During Holocaust Memorial Day, all victims of genocide are remembered, including more recent genocides in Cambodia, Rwanda, Bosnia and Darfur.

Guildhall Feoffment, County High School and King Edward VI will join the service and contribute readings and music.

The cathedral will also be open throughout the day for reflection and contemplation.

Later in the day at 7pm, the St Edmundsbury Cathedral Youth Choir will offer an act of meditation for the day. They will sing works exploring themes of suffering, peace and reconciliation, including Gregorio Allegri’s famous Miserere mei, Deus. This liturgical performance will take place by candlelight at the High Altar.
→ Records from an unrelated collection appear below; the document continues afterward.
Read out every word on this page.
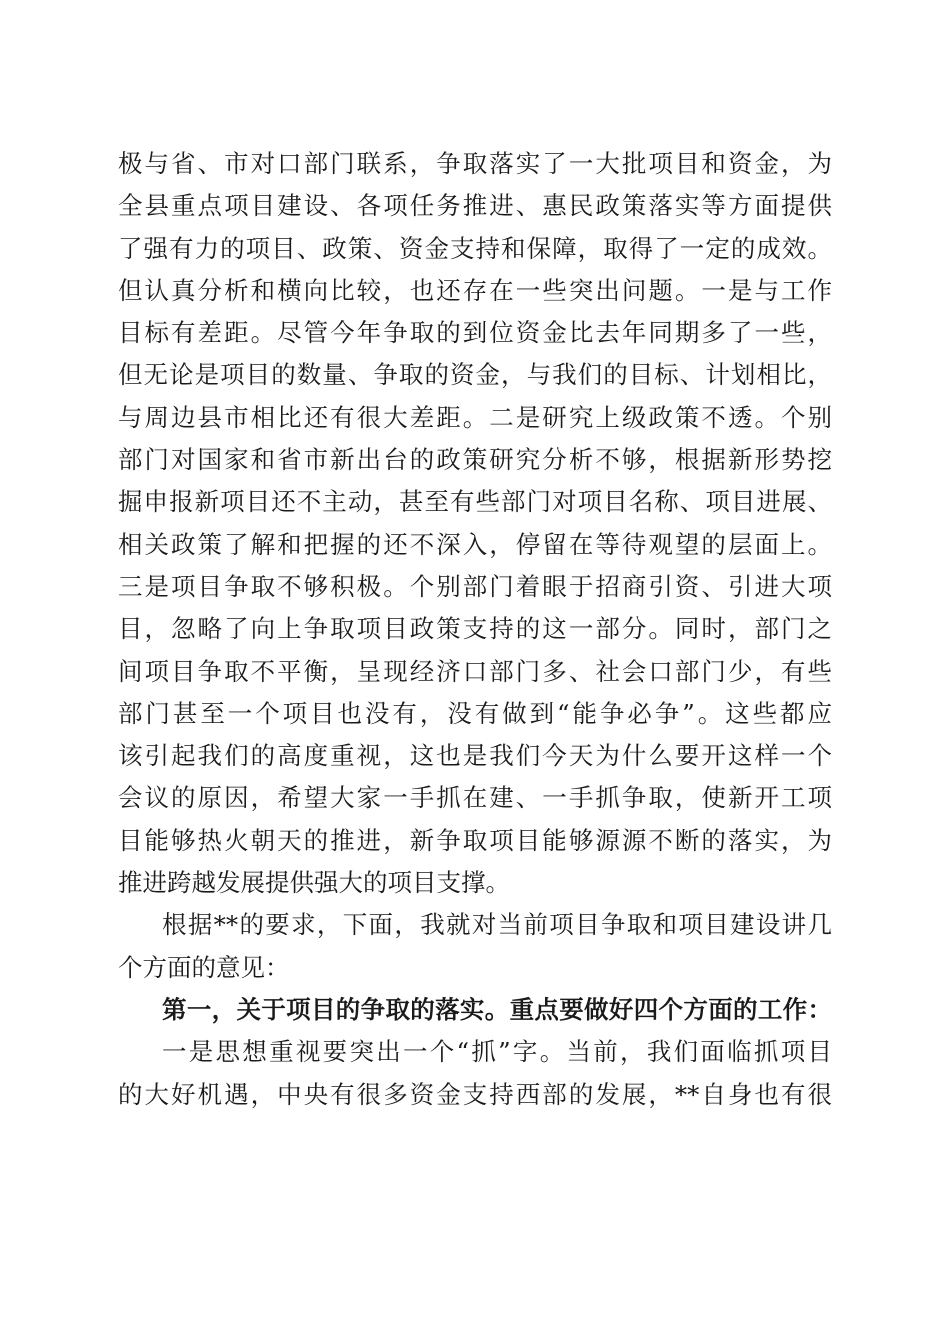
极与省、市对口部门联系，争取落实了一大批项目和资金，为
全县重点项目建设、各项任务推进、惠民政策落实等方面提供
了强有力的项目、政策、资金支持和保障，取得了一定的成效。
但认真分析和横向比较，也还存在一些突出问题。一是与工作
目标有差距。尽管今年争取的到位资金比去年同期多了一些，
但无论是项目的数量、争取的资金，与我们的目标、计划相比，
与周边县市相比还有很大差距。二是研究上级政策不透。个别
部门对国家和省市新出台的政策研究分析不够，根据新形势挖
掘申报新项目还不主动，甚至有些部门对项目名称、项目进展、
相关政策了解和把握的还不深入，停留在等待观望的层面上。
三是项目争取不够积极。个别部门着眼于招商引资、引进大项
目，忽略了向上争取项目政策支持的这一部分。同时，部门之
间项目争取不平衡，呈现经济口部门多、社会口部门少，有些
部门甚至一个项目也没有，没有做到“能争必争”。这些都应
该引起我们的高度重视，这也是我们今天为什么要开这样一个
会议的原因，希望大家一手抓在建、一手抓争取，使新开工项
目能够热火朝天的推进，新争取项目能够源源不断的落实，为
推进跨越发展提供强大的项目支撑。
根据**的要求，下面，我就对当前项目争取和项目建设讲几
个方面的意见：
第一，关于项目的争取的落实。重点要做好四个方面的工作：
一是思想重视要突出一个“抓”字。当前，我们面临抓项目
的大好机遇，中央有很多资金支持西部的发展，**自身也有很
The Rev Canon Matthew Vernon said: “This year, it feels especially important to reflect on the victims of genocide as we see a horrifying humanitarian crisis unfolding in Israel and Gaza. We should all feel the call to challenge discrimination in our time and to better understand how, stage by stage, it can occur.”

There is also an exhibition called We have to move on: Jewish refugees in Suffolk in WW2 which can be viewed at the cathedral from January 23 to February 4.

The exhibition looks at the stories of the Jewish refugees who found a safe home in Newmarket in Suffolk during the Second World War.

This travelling exhibition from the National Horseracing Museum and Suffolk Archives was inspired by the memoir of lawyer and cellist Fritz Ball, who wrote about his experiences as a refugee in Suffolk.

On January 27, the cathedral tower will be lit in purple, along with iconic buildings and landmarks in the UK, for HMD’s Light the Darkness campaign – a powerful national moment of commemoration and solidarity.

The public can also take part by placing a candle safely in their window at 8pm on that evening.